Kamis 19 Aug 2021 17:05 WIB

Vaksinasi Semua Siswa Dahulu, Sekolah Tatap Muka Kemudian

Jokowi persilakan sekolah gelar pembelajaran tatap muka setelah semua siswa divaksin.

Siswa mengikuti kegiatan belajar mengajar saat pemberlakuan pembelajaran tatap muka (PTM) dengan penerapan kapasitas siswa masuk kelas sebanyak 25 persen di UPT SMPN 1 Kanigoro Blitar, Jawa Timur, Kamis (19/8/2021). Pemkab Blitar mulai melakukan ujicoba PTM pada sekolah tingkat TK sebanyak 10 persen, SD sebanyak 60 persen, dan SMP sebanyak 30 persen dari total jumlah sekolah diwilayahnya dengan penerapan protokol kesehatan ketat, setelah daerah tersebut ditetapkan menjadi kawasan PPKM Level 3.
Foto:

Kementerian Pendidikan, Kebudayaan, Riset, dan Teknologi (Kemendikbudristek) masih mengumpulkan data sekolah yang melakukan pembelajaran tatap muka (PTM) terbatas. Diperkirakan, pekan depan sudah ada data terbaru dari PTM terbatas di satuan pendidikan seluruh Indonesia.

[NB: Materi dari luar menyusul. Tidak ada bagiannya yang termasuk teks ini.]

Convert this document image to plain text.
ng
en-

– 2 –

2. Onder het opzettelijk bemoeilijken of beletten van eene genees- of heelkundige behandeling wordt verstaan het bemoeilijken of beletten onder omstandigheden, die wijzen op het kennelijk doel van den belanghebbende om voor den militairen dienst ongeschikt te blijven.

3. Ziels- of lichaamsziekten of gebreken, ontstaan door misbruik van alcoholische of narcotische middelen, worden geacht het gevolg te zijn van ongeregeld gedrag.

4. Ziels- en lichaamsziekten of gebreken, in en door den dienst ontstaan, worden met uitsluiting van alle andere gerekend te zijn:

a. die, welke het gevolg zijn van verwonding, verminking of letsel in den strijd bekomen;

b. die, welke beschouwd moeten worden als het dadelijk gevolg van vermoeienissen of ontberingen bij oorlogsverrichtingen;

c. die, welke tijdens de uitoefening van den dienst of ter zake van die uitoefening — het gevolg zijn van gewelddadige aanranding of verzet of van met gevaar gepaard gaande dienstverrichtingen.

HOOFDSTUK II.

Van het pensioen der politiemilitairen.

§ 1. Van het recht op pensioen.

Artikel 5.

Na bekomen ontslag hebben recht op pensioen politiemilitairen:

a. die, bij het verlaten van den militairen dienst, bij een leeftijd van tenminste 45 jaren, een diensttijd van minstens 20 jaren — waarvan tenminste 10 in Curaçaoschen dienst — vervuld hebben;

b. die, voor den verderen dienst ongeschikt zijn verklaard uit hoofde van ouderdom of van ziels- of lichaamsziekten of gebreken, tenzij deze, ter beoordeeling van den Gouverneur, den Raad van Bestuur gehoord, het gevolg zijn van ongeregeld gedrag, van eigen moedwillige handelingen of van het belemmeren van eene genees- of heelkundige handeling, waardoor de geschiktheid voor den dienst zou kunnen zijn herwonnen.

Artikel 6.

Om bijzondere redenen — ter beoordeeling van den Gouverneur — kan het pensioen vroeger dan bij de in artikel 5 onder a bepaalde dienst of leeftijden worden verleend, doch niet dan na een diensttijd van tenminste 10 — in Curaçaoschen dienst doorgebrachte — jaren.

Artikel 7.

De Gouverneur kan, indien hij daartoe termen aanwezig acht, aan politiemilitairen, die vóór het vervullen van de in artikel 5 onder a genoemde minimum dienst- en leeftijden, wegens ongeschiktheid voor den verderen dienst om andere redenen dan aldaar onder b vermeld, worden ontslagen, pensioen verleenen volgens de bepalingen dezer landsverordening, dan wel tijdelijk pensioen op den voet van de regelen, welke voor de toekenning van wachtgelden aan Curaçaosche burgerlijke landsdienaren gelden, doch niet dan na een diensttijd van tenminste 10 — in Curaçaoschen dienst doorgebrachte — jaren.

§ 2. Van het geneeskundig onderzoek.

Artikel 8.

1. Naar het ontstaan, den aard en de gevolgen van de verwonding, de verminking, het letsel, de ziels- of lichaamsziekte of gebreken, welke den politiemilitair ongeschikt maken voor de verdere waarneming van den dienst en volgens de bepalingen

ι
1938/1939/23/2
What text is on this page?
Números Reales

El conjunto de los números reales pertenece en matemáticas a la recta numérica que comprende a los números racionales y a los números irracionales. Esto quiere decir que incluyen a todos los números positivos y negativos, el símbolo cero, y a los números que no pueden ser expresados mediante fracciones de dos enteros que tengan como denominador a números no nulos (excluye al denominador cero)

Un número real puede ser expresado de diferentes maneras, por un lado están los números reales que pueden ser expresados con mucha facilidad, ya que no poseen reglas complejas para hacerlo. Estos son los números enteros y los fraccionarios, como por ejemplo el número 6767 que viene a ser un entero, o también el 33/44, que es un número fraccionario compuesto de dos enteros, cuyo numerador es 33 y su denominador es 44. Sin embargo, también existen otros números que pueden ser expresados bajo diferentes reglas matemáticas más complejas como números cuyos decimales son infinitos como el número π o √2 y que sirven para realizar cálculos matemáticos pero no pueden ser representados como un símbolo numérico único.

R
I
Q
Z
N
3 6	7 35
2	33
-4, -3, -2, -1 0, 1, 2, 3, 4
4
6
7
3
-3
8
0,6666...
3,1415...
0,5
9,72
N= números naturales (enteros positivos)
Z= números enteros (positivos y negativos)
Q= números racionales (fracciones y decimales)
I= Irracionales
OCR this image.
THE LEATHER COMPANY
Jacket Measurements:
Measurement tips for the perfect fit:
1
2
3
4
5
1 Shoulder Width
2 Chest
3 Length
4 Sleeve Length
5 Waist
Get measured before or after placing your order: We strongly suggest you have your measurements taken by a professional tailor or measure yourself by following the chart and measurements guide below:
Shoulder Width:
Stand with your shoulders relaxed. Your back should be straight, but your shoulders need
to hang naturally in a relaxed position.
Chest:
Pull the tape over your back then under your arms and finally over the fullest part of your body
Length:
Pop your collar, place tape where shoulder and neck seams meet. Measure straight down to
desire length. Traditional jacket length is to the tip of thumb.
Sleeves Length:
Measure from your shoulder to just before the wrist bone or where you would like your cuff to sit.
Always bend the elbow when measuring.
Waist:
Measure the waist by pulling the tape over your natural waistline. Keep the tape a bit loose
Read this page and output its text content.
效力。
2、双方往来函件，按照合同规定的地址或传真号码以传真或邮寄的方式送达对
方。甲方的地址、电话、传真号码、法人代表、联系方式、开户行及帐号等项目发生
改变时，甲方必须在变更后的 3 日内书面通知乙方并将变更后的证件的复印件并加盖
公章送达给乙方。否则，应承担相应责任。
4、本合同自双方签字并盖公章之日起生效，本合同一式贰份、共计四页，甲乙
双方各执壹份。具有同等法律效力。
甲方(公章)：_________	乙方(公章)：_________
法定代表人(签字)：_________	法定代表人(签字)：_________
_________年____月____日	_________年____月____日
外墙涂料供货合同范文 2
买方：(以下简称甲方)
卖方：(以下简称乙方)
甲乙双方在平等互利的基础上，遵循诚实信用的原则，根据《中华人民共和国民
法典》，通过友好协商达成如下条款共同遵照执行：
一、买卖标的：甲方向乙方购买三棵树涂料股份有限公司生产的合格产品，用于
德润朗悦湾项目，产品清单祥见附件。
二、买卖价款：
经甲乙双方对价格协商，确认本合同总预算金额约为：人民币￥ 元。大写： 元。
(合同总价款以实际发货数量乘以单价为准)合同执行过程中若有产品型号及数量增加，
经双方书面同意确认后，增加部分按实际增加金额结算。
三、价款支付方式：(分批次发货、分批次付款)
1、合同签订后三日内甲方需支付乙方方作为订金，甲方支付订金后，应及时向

"Daerah-daerah sedang proses untuk PTM jadi data belum ter-update," kata Direktur Jenderal Pendidikan Anak Usia Dini, Pendidikan Dasar, dan Pendidikan Menengah (Dirjen PAUD Dasmen) Kemendikbudristek, Jumeri, dihubungi Republika," Selasa (17/8).

Satuan pendidikan yang berada pada wilayah Pemberlakuan Pembatasan Kegiatan Masyarakat (PPKM) level 1-3 sudah diizinkan melakukan PTM terbatas. Jumeri mengatakan, PTM terbatas harus diiringi dengan mitigasi riisko penularan Covid019 dan edukasi perilaku hidup bersih dan sehat (PHBS).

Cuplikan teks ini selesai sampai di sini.